JISR AL-ZARQA: Avec sa façade bleue, l'unique hôtel de Jisr al-Zarqa détonne avec le gris foncé du centre ville. Erigé comme modèle de coexistence entre juifs et arabes en Israël, il aurait dû accueillir des centaines de visiteurs cet été mais la pandémie pourrait entraîner sa disparition.
«J'ai récemment découvert un endroit magnifique, un petit hôtel fondé par une juive et un arabe. S'il-vous-plaît, donnez ce que vous pouvez pour sauver cette charmante auberge qui fait face à de gros problèmes à cause du coronavirus», a récemment imploré la chanteuse israélienne Noa sur Facebook.
Comme elle, des célébrités et des anonymes se mobilisent en Israël pour sauver l'établissement ouvert en 2014 dans cette ville de 15.000 habitants.
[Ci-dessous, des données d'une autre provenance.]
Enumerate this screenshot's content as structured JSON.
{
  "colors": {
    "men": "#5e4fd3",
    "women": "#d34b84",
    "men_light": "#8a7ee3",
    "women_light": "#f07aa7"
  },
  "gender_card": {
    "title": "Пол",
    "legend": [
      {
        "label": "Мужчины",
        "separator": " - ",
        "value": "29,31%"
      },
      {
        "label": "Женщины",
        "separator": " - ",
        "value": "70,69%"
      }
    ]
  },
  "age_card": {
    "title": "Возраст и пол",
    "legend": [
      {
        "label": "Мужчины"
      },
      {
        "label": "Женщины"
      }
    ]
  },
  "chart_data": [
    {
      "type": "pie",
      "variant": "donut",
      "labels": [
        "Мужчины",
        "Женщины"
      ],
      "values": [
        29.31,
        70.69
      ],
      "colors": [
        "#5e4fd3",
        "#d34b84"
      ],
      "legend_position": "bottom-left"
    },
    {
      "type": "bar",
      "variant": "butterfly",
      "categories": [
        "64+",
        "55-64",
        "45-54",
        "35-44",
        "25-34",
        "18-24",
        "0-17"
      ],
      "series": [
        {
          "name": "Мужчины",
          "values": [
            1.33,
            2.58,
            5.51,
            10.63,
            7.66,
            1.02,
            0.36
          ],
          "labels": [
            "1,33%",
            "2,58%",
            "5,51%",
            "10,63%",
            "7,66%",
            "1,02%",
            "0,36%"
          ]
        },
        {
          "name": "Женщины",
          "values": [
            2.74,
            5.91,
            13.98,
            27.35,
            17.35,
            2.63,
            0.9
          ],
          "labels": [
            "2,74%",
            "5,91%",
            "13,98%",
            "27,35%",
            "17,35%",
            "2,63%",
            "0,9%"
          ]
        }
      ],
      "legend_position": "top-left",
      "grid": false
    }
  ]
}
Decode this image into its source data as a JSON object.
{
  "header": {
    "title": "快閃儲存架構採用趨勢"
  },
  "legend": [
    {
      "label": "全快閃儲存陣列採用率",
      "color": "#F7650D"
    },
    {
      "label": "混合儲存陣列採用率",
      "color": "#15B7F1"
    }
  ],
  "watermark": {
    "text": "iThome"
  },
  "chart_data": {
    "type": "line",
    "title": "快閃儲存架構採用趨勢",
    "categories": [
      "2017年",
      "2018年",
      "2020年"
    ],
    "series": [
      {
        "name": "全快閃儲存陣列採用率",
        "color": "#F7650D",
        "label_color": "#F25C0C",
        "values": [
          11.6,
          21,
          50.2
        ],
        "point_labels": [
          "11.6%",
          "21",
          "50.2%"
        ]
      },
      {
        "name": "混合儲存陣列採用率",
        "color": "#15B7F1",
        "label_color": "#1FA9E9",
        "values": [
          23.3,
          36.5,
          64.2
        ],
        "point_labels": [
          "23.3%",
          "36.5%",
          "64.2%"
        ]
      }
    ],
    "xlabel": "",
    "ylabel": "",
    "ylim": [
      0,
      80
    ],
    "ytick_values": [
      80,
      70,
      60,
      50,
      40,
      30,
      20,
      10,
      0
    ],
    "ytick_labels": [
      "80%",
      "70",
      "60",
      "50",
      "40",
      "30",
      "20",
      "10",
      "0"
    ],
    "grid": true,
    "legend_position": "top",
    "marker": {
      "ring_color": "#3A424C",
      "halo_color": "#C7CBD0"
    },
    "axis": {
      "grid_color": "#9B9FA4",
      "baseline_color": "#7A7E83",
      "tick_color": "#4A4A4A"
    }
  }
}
Car dans un pays aux frontières fermées à cause du nouveau coronavirus et reconfiné pour lutter contre une recrudescence de cas, les touristes ne sont plus qu'un souvenir.
Mais la «Juha's Guesthouse», installée dans la seule ville arabe de la côte israélienne, n'est pas une simple maison d'hôtes.
Aux antipodes de Césarée, ville israélienne huppée connue pour ses ruines antiques située à proximité, «Jisr» fait figure de cité oubliée avec ses rues délabrées et sa plage parsemée de carcasses de bateaux.
«L'idée était de développer le potentiel touristique de la ville», explique Ahmad «Juha» Jorban, propriétaire du petit hôtel.
«La plupart des gens qui roulent le long de la côte n'y sont jamais entrés», poursuit Naama Goldman-Shwartz, 45 ans, aux commandes après le départ de la cofondatrice Neta Henien en 2018.
Le duo contribue à la renaissance et au développement de cette ville de pêcheurs, l'une des plus pauvres d'Israël.
«Mauvaise réputation»
Pour Ahmad, l'hôtel sert aussi de «pont» connectant juifs et arabes.
L'établissement propose des visites, des cours de cuisine et d'arabe. «La langue rapproche les coeurs et aide à changer les a priori», dit l'homme au regard clair.
Dans la galerie ornée de photos et de macramés faisant habituellement office de réception, Ahmad et Naama se réjouissent d'avoir contribué à changer l'image de la ville, davantage connue pour sa criminalité que pour sa paisible plage.
«On a réussi à faire venir des milliers de touristes israéliens mais aussi du monde et grâce à cela nous avons pu changer cette image négative», relate l'homme de 50 ans.
«Les gens qui viennent ici voient la ville d'un autre oeil lorsqu'ils repartent», renchérit sa partenaire aux boucles rousses.
Avec un dortoir et cinq chambres, d'une capacité totale de 18 couchages, un salon et une cuisine commune où un poster présente des recettes de «plats israélo-arabes», l'établissement offre un confort simple.
«Carburant»
Il a servi de catalyseur: grâce à sa clientèle, des cafés ont ouvert en bord de mer et même un restaurant face à la mosquée.
Elle soutient aussi le développement socio-économique avec des cours favorisant l'accès à l'emploi des habitants. Les femmes sont notamment incitées à créer leur entreprise (macramés, bijoux, cuisine).
«Un programme visait à améliorer l'estime de soi des jeunes», explique Naama. «Ca les a renforcés au point que certains ont entrepris de grandes études grâce à l'anglais qu'ils y ont appris».
«Maintenant, tout tombe à l'eau! En raison du coronavirus, l'endroit s'effondre économiquement, les dettes s'accumulent", affirme une page dédiée à une collecte de fonds.
Plus de 1.200 personnes ont déjà donné 260.000 shekels (environ 65.000 euros).
«Cette collecte, c'est un peu plus de carburant», confie Naama. «On veut montrer que le tourisme a sa place à Jisr et qu'il y a de l'espoir pour le futur de cette population».